By the tableau method of natural deduction:

$\vdash \paren {p \implies q} \iff \paren {\neg \paren {p \land \neg q} }$
Line Pool Formula Rule Depends upon Notes
1 1 $p \implies q$ Assumption (None)
2 2 $p \land \neg q$ Assumption (None)
3 2 $p$ Rule of Simplification: $\land \mathcal E_1$ 2
4 1, 2 $q$ Modus Ponendo Ponens: $\implies \mathcal E$ 1, 3
5 2 $\neg q$ Rule of Simplification: $\land \mathcal E_2$ 2
6 1, 2 $\bot$ Principle of Non-Contradiction: $\neg \mathcal E$ 4, 5
7 1 $\neg \paren {p \land \neg q}$ Proof by Contradiction: $\neg \mathcal I$ 2 – 6 Assumption 2 has been discharged
8 $\paren {p \implies q} \implies \paren {\neg \paren {p \land \neg q} }$ Rule of Implication: $\implies \mathcal I$ 1 – 7 Assumption 1 has been discharged
9 9 $\neg \paren {p \land \neg q}$ Assumption (None)
10 10 $p$ Assumption (None)
11 11 $\neg q$ Assumption (None)
12 10, 11 $p \land \neg q$ Rule of Conjunction: $\land \mathcal I$ 10, 11
13 9, 10, 11 $\bot$ Principle of Non-Contradiction: $\neg \mathcal E$ 12, 9
14 9, 10 $q$ Reductio ad Absurdum 11 – 12 Assumption 11 has been discharged
15 9 $p \implies q$ Rule of Implication: $\implies \mathcal I$ 10 – 14 Assumption 10 has been discharged
16 $\paren {\neg \paren {p \land \neg q} } \implies \paren {p \implies q}$ Rule of Implication: $\implies \mathcal I$ 9 – 15 Assumption 9 has been discharged
17 $\paren {p \implies q} \iff \paren {\neg \paren {p \land \neg q} }$ Biconditional Introduction: $\iff \mathcal I$ 8, 16

$\blacksquare$

## Law of the Excluded Middle

This theorem depends on the Law of the Excluded Middle, by way of Reductio ad Absurdum.
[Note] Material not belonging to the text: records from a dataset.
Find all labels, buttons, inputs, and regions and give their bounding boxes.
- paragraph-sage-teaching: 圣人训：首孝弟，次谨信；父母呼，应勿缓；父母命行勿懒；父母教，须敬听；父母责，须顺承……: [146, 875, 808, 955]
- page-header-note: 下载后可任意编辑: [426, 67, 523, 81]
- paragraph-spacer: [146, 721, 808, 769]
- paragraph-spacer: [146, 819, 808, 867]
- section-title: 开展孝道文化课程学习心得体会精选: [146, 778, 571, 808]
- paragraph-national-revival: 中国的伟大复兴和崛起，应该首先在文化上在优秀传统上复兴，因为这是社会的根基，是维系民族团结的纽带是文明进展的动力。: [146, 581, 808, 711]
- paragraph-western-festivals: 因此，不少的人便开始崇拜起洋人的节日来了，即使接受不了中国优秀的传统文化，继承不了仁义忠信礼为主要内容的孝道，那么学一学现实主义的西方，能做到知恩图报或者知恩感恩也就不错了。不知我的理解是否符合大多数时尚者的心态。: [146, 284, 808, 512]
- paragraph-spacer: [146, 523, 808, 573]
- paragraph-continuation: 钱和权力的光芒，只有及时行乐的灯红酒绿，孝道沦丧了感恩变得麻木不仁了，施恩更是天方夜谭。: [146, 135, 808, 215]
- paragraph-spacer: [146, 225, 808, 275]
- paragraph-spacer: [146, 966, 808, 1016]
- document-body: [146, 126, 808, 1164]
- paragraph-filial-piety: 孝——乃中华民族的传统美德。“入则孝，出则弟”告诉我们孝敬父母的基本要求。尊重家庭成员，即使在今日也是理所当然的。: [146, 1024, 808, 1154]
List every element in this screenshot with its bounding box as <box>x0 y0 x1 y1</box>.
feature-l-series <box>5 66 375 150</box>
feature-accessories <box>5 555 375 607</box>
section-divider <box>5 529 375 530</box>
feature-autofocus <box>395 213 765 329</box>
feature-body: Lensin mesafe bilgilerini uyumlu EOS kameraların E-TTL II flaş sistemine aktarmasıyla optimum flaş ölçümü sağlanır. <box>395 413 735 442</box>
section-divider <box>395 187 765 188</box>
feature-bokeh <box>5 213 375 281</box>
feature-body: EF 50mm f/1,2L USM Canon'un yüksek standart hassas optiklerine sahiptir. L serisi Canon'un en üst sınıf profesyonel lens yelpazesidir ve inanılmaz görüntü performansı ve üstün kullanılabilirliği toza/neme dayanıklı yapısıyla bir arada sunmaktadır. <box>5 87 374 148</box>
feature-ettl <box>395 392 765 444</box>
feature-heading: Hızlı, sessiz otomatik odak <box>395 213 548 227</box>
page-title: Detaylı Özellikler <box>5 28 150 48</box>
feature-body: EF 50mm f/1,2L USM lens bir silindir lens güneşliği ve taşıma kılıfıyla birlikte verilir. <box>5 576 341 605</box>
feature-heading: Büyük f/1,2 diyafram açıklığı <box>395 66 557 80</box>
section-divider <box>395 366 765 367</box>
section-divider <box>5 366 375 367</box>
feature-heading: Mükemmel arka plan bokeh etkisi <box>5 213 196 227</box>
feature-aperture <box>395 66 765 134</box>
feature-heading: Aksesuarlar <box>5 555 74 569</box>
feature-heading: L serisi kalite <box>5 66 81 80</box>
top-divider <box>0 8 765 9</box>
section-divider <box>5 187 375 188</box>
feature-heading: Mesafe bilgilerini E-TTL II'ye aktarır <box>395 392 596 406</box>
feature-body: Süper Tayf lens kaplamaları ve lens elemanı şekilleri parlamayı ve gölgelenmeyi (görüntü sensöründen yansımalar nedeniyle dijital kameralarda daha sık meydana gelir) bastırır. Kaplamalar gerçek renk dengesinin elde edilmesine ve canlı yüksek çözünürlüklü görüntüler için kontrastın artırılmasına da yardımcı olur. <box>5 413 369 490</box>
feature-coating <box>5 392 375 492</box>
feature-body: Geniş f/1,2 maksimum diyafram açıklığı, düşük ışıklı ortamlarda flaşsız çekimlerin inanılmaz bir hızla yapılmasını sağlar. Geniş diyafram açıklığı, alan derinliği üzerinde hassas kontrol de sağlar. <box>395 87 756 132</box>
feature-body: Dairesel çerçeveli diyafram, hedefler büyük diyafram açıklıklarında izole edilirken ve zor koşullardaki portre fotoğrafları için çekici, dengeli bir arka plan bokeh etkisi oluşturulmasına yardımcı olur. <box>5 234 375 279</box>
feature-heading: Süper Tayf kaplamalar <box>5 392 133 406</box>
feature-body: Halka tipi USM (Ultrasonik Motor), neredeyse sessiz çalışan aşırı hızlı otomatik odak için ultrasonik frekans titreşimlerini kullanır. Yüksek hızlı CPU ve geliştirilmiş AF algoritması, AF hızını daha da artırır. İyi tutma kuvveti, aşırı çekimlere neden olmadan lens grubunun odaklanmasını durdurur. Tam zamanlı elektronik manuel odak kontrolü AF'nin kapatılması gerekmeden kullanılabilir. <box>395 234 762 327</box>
This is one of the axioms of logic that was determined by Aristotle, and forms part of the backbone of classical (Aristotelian) logic.

However, the intuitionist school rejects the Law of the Excluded Middle as a valid logical axiom. This in turn invalidates this theorem from an intuitionistic perspective.

## Proof by Truth Table

We apply the Method of Truth Tables.

As can be seen by inspection, the truth values under the main connective is true for all boolean interpretations.

$\begin{array}{|ccc|c|ccccc|} \hline (p & \implies & q) & \iff & (\neg & (p & \land & \neg & q)) \\ \hline \F & \T & \F & \T & \T & \F & \F & \T & \F \\ \F & \T & \T & \T & \T & \F & \F & \F & \T \\ \T & \F & \F & \T & \F & \T & \T & \T & \F \\ \T & \T & \T & \T & \T & \T & \F & \F & \T \\ \hline \end{array}$

$\blacksquare$